Early Music Festival

The month of March means it's time for the Early Music Festival In 2022, Müpa will be welcoming lovers of Renaissance, Baroque and Viennese Classical music with a selection of special treats for the seventh time. Singers, instrumental soloists, orchestras, conductors: once again we will find the cream of the crop of both the international and Hungarian music worlds among the performers.
 
Müpa Budapest's artist of the season, the world-famous soprano Emőke Baráth, has compiled a programme of Handel arias for her performance.

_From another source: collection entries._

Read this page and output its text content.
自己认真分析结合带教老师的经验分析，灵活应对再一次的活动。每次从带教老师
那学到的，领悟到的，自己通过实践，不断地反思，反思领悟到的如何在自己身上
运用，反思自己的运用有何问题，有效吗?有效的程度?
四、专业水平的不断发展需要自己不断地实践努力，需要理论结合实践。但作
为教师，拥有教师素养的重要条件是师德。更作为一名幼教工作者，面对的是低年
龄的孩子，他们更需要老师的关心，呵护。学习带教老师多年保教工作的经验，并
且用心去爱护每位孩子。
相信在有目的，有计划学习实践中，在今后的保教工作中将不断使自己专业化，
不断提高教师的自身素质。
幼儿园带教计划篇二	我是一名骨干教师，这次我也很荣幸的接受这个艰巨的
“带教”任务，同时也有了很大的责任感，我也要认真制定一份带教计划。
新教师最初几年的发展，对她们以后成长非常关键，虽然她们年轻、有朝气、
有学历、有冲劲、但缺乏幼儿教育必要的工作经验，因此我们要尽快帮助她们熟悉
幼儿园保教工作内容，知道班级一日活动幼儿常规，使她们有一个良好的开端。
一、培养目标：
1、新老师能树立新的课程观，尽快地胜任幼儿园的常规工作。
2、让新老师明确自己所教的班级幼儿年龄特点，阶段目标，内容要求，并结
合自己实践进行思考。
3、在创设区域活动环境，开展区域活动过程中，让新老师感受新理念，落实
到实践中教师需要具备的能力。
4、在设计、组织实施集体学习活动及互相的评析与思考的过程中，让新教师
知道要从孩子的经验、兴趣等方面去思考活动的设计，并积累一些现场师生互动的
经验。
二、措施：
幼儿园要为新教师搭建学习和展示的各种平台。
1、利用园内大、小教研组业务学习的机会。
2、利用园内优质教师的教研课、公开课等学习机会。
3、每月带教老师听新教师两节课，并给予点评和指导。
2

The interesting aspect of the evening is the fact that her fellow artist and friend Philippe Jaroussky will be joining the concert as the conductor of the Ensemble Artaserse. Rolando Villazón will visit Müpa Budapest as the soloist for Christina Pluhar's ensemble, L’Arpeggiata. The emblem of their craft is Monteverdi, and the visuals on the stage adorned with costumes and lighting effects will culminate in the duel between Tancredi and Clorinda.

Cherubini's opera Les Abencérages is an exceptional delicacy, which we will get to know under the baton of György Vashegyi. Partnering with the Purcell Choir and the Orfeo Orchestra in it will be world-renowned singers such as Anaïs Constans and Edgaras Montvidas. For us in Hungary, the Catalan Renaissance is an unknown world. The works of the 16th-century composers Vila, Milà, Brudieu, Flecha and De Pastrana can now be discovered courtesy of the singers and instrumentalists of Barcelona’s Cor de Cambra del Palau de la Música Catalana.

The audience of Le Mariage forcé will be able to imagine from this production of total art by Le Concert Spirituel, Les Malins Plaisirs and Compagnie d’Eventail and conducted by Hervé Niquet how two immortal artists, Molière and Lully, collaborated with each other. Metropolitan Opera mezzo-soprano star Joyce DiDonato, as before, will present a themed evening this time: in the company of her fellow artists, Il Pomo d'Oro, directed by Maxim Emelyanychev, she recalls the majesty of Nature in her show with the aid of works by Cavalli, Handel, Purcell, Gluck, Wagner, Mahler, Ives and Rachel Portman.